Nouvelle Vague
Readings:
Mandatory movie for this learning unit:
- Breathless (Jean-Luc Godard, 1960)
Auteur
- Roger Leenhardt and André Bazin (“revue du cinema”)
- In 1951, Jacques Doniol-Valcroze founded the monthly magazine “Cahiers du cinema” (cinema notebooks).
- André Bazin immediately joined this magazine and became the guru of auteur cinema.
- The directors we now associate to this movement (Eric Rohmer, Claude Chabrol, Jean Luc Godard, or François Truffaut) started their career as film critics in this legendary magazine.
- These younger film critics soon became more radical than their master André Bazin, who still recognized some classic Hollywood directors as auteurs, such as John Ford, Howard Hawks or Alfred Hitchcock.
- They thought that we can just talk about auteur cinema when the same person write an original script and direct the movie.
- Examples of authorship:
- Luis Buñuel (1900 –1983)
- Ingmar Bergman (1918 – 2007)
- Akira Kurosawa (1910 – 1998)
- Federico Fellini (1920 – 1993)
- Michelangelo Antonioni (1912 – 2007)
- Robert Bresson (1907 – 1999)
- Satyajit Ray (1921 – 1992)
Nouvelle Vague – The New Wave
- We can circumscribe this term for the movies made in France in the decade between 1958 and 1968.
- The Nouvelle Vague (New Wave) is a very intellectual and, frequently, politically oriented movement.
- “Camera Stylo” principle (the Camera pen). The director is the only creator and he uses the camera like the writer uses his pen.
- Therefore, they used
- light cameras, which allowed them to work without tripods,
- reflex viewfinders that showed exactly what the lens saw,
- highly sensitive photographic material, that allowed them to get reasonably good exposures with available light, and
- direct sound.
- Another important innovation is the disrespect for the continuity.
- The effect of discontinuity was a revolution because the intellectual and cultural elite of the 1960ies thought to recognize in it some fresh narrative air.
- They tried to break the spellbound of fiction.
Directors
François Truffaut (1932 – 1983)
- Probably the most passionate of all film makers of this generation.
- He was a cinéphile, a film lover, and had a very deep cinematographic culture. He venerated classic film makers as Alfred Hitchcock, Fritz Lang, Jean Renoir or John Ford.
- He was the protégé of André Bazin, and was a very controversial critic in Chaiers du cinema. A fanatic supporter of the author theory.
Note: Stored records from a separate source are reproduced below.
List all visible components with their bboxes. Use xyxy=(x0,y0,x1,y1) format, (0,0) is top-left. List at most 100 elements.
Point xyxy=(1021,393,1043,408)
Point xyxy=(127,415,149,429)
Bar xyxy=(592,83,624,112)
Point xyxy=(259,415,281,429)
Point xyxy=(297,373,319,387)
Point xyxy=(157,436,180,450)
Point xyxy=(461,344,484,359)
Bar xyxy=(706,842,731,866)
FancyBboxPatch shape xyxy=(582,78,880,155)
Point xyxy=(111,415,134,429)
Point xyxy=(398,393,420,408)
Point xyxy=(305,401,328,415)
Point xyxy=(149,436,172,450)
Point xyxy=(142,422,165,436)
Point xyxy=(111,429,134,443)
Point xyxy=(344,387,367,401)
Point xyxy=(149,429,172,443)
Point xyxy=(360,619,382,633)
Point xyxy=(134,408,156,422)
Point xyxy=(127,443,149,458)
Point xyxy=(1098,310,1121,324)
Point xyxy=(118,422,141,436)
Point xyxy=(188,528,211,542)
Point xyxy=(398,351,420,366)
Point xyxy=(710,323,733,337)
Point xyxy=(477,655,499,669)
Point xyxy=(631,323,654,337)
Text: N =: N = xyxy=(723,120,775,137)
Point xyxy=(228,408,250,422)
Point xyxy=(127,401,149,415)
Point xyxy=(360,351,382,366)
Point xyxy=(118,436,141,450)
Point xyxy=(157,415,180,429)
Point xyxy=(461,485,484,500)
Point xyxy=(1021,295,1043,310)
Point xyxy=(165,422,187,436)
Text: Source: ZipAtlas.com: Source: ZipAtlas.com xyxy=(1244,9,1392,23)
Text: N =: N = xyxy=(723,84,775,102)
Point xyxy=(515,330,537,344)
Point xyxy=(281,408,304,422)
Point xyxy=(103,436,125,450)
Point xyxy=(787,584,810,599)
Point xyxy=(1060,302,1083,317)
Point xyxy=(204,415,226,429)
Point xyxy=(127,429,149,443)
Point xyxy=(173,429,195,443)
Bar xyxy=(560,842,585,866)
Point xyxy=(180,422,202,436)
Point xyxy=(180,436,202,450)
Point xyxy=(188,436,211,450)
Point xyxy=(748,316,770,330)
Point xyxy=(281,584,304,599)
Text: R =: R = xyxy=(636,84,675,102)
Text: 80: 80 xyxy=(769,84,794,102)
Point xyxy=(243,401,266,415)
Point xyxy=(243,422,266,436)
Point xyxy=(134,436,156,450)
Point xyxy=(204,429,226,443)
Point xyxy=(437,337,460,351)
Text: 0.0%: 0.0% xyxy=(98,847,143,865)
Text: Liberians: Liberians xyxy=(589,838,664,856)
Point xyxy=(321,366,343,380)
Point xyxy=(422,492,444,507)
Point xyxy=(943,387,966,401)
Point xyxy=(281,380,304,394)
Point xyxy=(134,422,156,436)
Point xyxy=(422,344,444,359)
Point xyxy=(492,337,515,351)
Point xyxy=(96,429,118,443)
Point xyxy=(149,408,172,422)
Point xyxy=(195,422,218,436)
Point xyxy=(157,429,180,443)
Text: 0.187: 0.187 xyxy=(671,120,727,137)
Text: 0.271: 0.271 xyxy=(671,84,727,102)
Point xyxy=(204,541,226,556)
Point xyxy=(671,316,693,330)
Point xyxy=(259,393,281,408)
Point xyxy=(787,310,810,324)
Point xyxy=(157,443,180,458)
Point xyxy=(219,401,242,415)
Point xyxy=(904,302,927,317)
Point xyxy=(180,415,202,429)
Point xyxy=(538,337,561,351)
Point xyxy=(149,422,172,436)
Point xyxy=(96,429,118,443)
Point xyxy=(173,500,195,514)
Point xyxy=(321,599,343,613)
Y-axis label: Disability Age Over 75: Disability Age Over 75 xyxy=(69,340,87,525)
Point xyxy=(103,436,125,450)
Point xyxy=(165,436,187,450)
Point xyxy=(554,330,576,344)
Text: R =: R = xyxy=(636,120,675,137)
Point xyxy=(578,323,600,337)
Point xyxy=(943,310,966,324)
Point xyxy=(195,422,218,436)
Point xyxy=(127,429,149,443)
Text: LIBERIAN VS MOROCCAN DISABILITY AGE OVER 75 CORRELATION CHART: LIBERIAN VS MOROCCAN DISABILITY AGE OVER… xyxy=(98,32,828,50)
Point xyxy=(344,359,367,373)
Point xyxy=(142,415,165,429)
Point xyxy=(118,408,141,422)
- But Truffaut progressively took distance from the narrative experiments of his friends and his last movies are very conventional (and paradoxically did not have success either in the box office, or in the critiques).
- He achieved huge reputation with his first feature films:
- Les quatre cents coups (The 400 Blows) in 1959, is considered the first full-length movie of the Nouvelle Vague.
- Other important movies during the nouvelle vague decade are:
- Tirez sur le pianiste (1960, Shoot The Pianist)
- Jules et Jim (1962)
- Fahrenheit 451 (1966),
- La Sirène du Mississipi (1969, Mississippi Mermaid)
- La nuit américaine (1973, Day for Night).
- He died very young, in 1983, of the consequences of a brain tumor, but he had an extremely prolific and passionate career as producer, actor and director of almost 30 movies.
Alain Resnais (1922 – 2014 )
- He is the most cultivated and radical of all the nouvelle vague directors.
- His movies are highly intellectual and shocking.
- In his movies during the 60ies, Resnais experimented with all possible narrative means:
- He mixed real conversation, imaginary dialogues and thoughts in the sound track, thus it was difficult to know who was saying what.
- In his movies, we see actually story action with documentary scenes.
- He also used bold flashbacks with no evident transitions between different times
- Resnais also blended real time, memory, fantasies and even dreams without defining the limits between then.
- His most famous movies are:
- Hiroshima mon amour (1959)
- L’année dernière à Marienbad (1962, Last Year at Marienbad)
- Mon oncle d’Amerique (1980)
Jean-Luc Godard (1930 – )
- The son of a very wealthy French-Swiss family.
- Although he was born in Paris, he became a Swiss citizen during World War II to avoid enrollment
- In 1952, he joined Cahiers du cinema, and started so his writing film criticism.
- Godard was the most provocative of all the film makers of the nouvelle vague. He always tried to attack the establishment.
- He soon understood that controversy brings success.
- Stylistic elements in Godard’s Films:
- Hand held camera work
- Jerky editing
- Fragmentary collage structure
- Some of his movies:
- À bout de soufflé (1960, Breathless)
- Une femme e une femme (1961, A Woman Is A Woman)
- Alphaville (1965)
- Pierrot le fou (1965)
- Week End (1967)
- During the 80ies he had no more creative energy and he just wanted to shock.